Pathways into Higher Education Panel
We are envisioning that this plenary session will be a facilitated conversation between speakers from the recent NASEM Imagining the Future of Undergraduate STEM Education convening. Since the Transforming Institutions Conference is for researchers and practitioners who are improving undergraduate education, we invite you to think with us about how we can move from imagining to implementing the future of undergraduate STEM education. We are especially interested in exploring:
- ways to strengthen pathways into and through postsecondary education;
- increasing access to postsecondary education; and
- connecting researchers (across disciplines and/or contexts) and change agents to support these goals.
Panelists:
Will Tyson - Associate Professor of Sociology, University of South Florida
Dr. Will Tyson is an Associate Professor of Sociology at the University of South Florida (USF). His research examines interpersonal and structural influences on STEM education and career pathways out of high schools, community colleges, and four-year universities. He has over 16 years of experience serving on 12 NSF funded projects as a post-doc, quantitative social researcher, mixed methods social researcher, external evaluator, co-Principal Investigator, and Principal Investigator.

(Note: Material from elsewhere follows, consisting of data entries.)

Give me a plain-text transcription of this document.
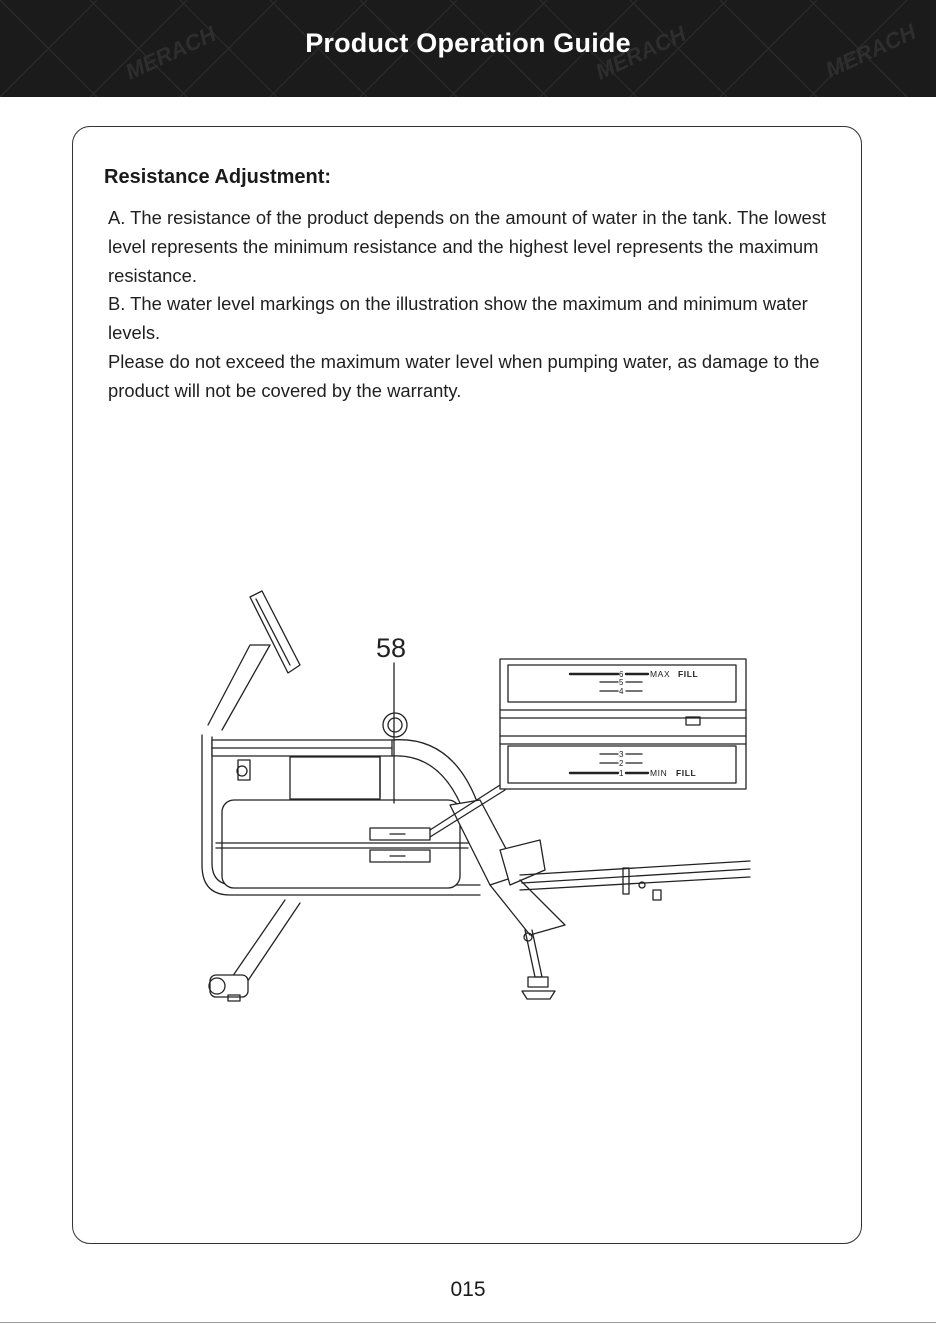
MERACH	MERACH	MERACH
Product Operation Guide
Resistance Adjustment:

A. The resistance of the product depends on the amount of water in the tank. The lowest level represents the minimum resistance and the highest level represents the maximum resistance.

B. The water level markings on the illustration show the maximum and minimum water levels.

Please do not exceed the maximum water level when pumping water, as damage to the product will not be covered by the warranty.

58
6
5
4
3
2
1
MAX FILL
MIN FILL
015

Dr. Tyson is thePrincipal Investigator of three PathTech projects funded under NSF Advanced Technological Education that examine educational and career pathways of students in two-year college AS/AAS programs in technician education. The current project, PathTech LISTEN (2018-21), is longitudinal follow-up interviews with a diverse sample of PathTech LIFE survey participants with the goal of creating a longitudinal survey. He is currently a social researcher on two projects providing support and pathways for Hispanic students and rural post-traditional community college students to transfer to four-year university STEM programs.

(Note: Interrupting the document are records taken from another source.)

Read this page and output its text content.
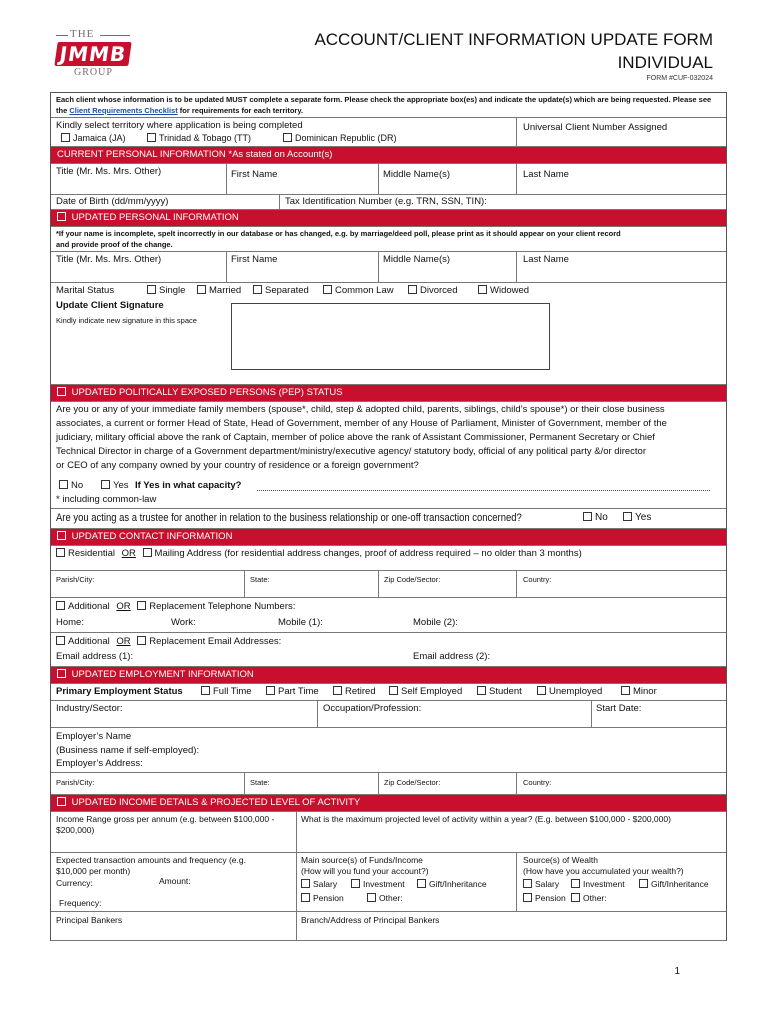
THE
JMMB
GROUP
ACCOUNT/CLIENT INFORMATION UPDATE FORM
INDIVIDUAL
FORM #CUF-032024
Each client whose information is to be updated MUST complete a separate form. Please check the appropriate box(es) and indicate the update(s) which are being requested. Please see
the Client Requirements Checklist for requirements for each territory.
Kindly select territory where application is being completed
Jamaica (JA)	Trinidad & Tobago (TT)	Dominican Republic (DR)
Universal Client Number Assigned
CURRENT PERSONAL INFORMATION *As stated on Account(s)
Title (Mr. Ms. Mrs. Other)	First Name	Middle Name(s)	Last Name
Date of Birth (dd/mm/yyyy)	Tax Identification Number (e.g. TRN, SSN, TIN):
UPDATED PERSONAL INFORMATION
*If your name is incomplete, spelt incorrectly in our database or has changed, e.g. by marriage/deed poll, please print as it should appear on your client record
and provide proof of the change.
Title (Mr. Ms. Mrs. Other)	First Name	Middle Name(s)	Last Name
Marital Status	Single	Married	Separated	Common Law	Divorced	Widowed
Update Client Signature
Kindly indicate new signature in this space
UPDATED POLITICALLY EXPOSED PERSONS (PEP) STATUS
Are you or any of your immediate family members (spouse*, child, step & adopted child, parents, siblings, child’s spouse*) or their close business
associates, a current or former Head of State, Head of Government, member of any House of Parliament, Minister of Government, member of the
judiciary, military official above the rank of Captain, member of police above the rank of Assistant Commissioner, Permanent Secretary or Chief
Technical Director in charge of a Government department/ministry/executive agency/ statutory body, official of any political party &/or director
or CEO of any company owned by your country of residence or a foreign government?
No	Yes If Yes in what capacity?
* including common-law
Are you acting as a trustee for another in relation to the business relationship or one-off transaction concerned?	No	Yes
UPDATED CONTACT INFORMATION
Residential OR Mailing Address (for residential address changes, proof of address required – no older than 3 months)
Parish/City:	State:	Zip Code/Sector:	Country:
Additional OR Replacement Telephone Numbers:
Home:	Work:	Mobile (1):	Mobile (2):
Additional OR Replacement Email Addresses:
Email address (1):	Email address (2):
UPDATED EMPLOYMENT INFORMATION
Primary Employment Status	Full Time	Part Time	Retired	Self Employed	Student	Unemployed	Minor
Industry/Sector:	Occupation/Profession:	Start Date:
Employer’s Name
(Business name if self-employed):
Employer’s Address:
Parish/City:	State:	Zip Code/Sector:	Country:
UPDATED INCOME DETAILS & PROJECTED LEVEL OF ACTIVITY
Income Range gross per annum (e.g. between $100,000 -
$200,000)
What is the maximum projected level of activity within a year? (E.g. between $100,000 - $200,000)
Expected transaction amounts and frequency (e.g.
$10,000 per month)
Currency:	Amount:
Frequency:
Main source(s) of Funds/Income
(How will you fund your account?)
Salary	Investment	Gift/Inheritance
Pension	Other:
Source(s) of Wealth
(How have you accumulated your wealth?)
Salary	Investment	Gift/Inheritance
Pension	Other:
Principal Bankers	Branch/Address of Principal Bankers
1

Dr. Tyson is the author of Teaching and Learning Employability Skills in Career and Technical Education: Industry, Educator, and Student Perspectives (2020). This book examines how high school career and technical education (CTE) educators teach and students learn industry-desired employability skills (also called "soft skills") to prepare students to get a job in a science, technology, engineering, or mathematics (STEM) field and/or attend college right out of high school. Dr. Tyson is a co-editor of Becoming an Engineer in Public Universities: Pathways for Women and Minorities (2010).
Yves Salomon-Fernandez - President of Greenfield Community College
Dr. Yves Salomon-Fernández is a passionate, entrepreneurial, and future-focused college president who has led three different institutions in suburban and rural settings in Massachusetts and New Jersey. She is currently the President of Greenfield Community College located in beautiful rural western Massachusetts. In addition to leading open access colleges, Dr. Salomon-Fernández has served in varied roles at selective private, public, and urban research universities. Yves is a nationally recognized thought leader in higher education who is inspired by the challenges and possibilities inherent in the future and in re-imagining higher education and community colleges for relevancy in the new economic realities of the Fourth Industrial Revolution.

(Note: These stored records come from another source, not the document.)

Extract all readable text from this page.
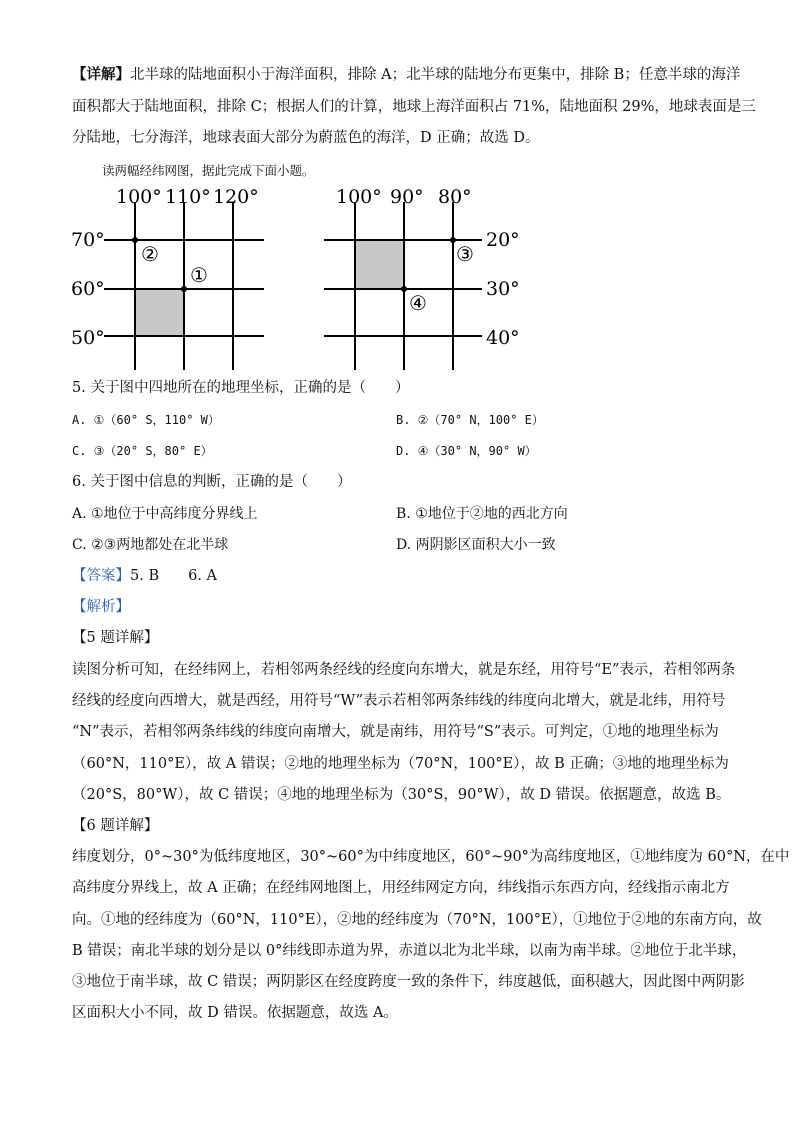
【详解】北半球的陆地面积小于海洋面积，排除 A；北半球的陆地分布更集中，排除 B；任意半球的海洋
面积都大于陆地面积，排除 C；根据人们的计算，地球上海洋面积占 71%，陆地面积 29%，地球表面是三
分陆地，七分海洋，地球表面大部分为蔚蓝色的海洋，D 正确；故选 D。
读两幅经纬网图，据此完成下面小题。
100° 110° 120°
70°
60°
50°
②
①
100° 90° 80°
20°
30°
40°
③
④
5. 关于图中四地所在的地理坐标，正确的是（　　）
A. ①（60° S，110° W）	B. ②（70° N，100° E）
C. ③（20° S，80° E）	D. ④（30° N，90° W）
6. 关于图中信息的判断，正确的是（　　）
A. ①地位于中高纬度分界线上	B. ①地位于②地的西北方向
C. ②③两地都处在北半球	D. 两阴影区面积大小一致
【答案】5. B　　6. A
【解析】
【5 题详解】
读图分析可知，在经纬网上，若相邻两条经线的经度向东增大，就是东经，用符号“E”表示，若相邻两条
经线的经度向西增大，就是西经，用符号“W”表示若相邻两条纬线的纬度向北增大，就是北纬，用符号
“N”表示，若相邻两条纬线的纬度向南增大，就是南纬，用符号“S”表示。可判定，①地的地理坐标为
（60°N，110°E），故 A 错误；②地的地理坐标为（70°N，100°E），故 B 正确；③地的地理坐标为
（20°S，80°W），故 C 错误；④地的地理坐标为（30°S，90°W），故 D 错误。依据题意，故选 B。
【6 题详解】
纬度划分，0°~30°为低纬度地区，30°~60°为中纬度地区，60°~90°为高纬度地区，①地纬度为 60°N，在中
高纬度分界线上，故 A 正确；在经纬网地图上，用经纬网定方向，纬线指示东西方向，经线指示南北方
向。①地的经纬度为（60°N，110°E），②地的经纬度为（70°N，100°E），①地位于②地的东南方向，故
B 错误；南北半球的划分是以 0°纬线即赤道为界，赤道以北为北半球，以南为南半球。②地位于北半球，
③地位于南半球，故 C 错误；两阴影区在经度跨度一致的条件下，纬度越低，面积越大，因此图中两阴影
区面积大小不同，故 D 错误。依据题意，故选 A。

Respected around the globe, Dr. Salomon-Fernandez is a multi-lingual scholar and adjunct faculty member working with students and colleagues to transform colleges, making them more equitable and adaptive for a changing future of work. Yves is a staunch promoter of a transdisciplinary approach to higher education and believes in education for local citizenship with a global impact. Internationally, Yves has served with the United Nations in Mexico and as a consultant for the Bermuda Ministry of Education. In March 2018, Diverse Issues in Higher Education named Salomon-Fernández one of the Top 25 Women in Higher Education.
Dr. Salomon-Fernández believes in service to her community and the academy. She has served as a reviewer for the National Science Foundation and Johns Hopkins University Press and is a member of the American Association of Community College's Commission on Small and Rural Colleges. Yves also sits on Job for the Future's Policy Leadership Trust. A Corporator for Greenfield Cooperative Bank, Salomon-Fernández is also a member of the Federal Reserve Bank of Boston's Community Development Council. She serves as Board member for Cooley Dickinson Hospital and Mass Humanities both located in Northampton, Massachusetts. A graduate of Boston Latin School, Yves received her undergraduate degree from the University of Massachusetts Boston and holds a certificate from the University of Oxford. Her Master's degree is from the London School of Economics and her Ph.D. from Boston College.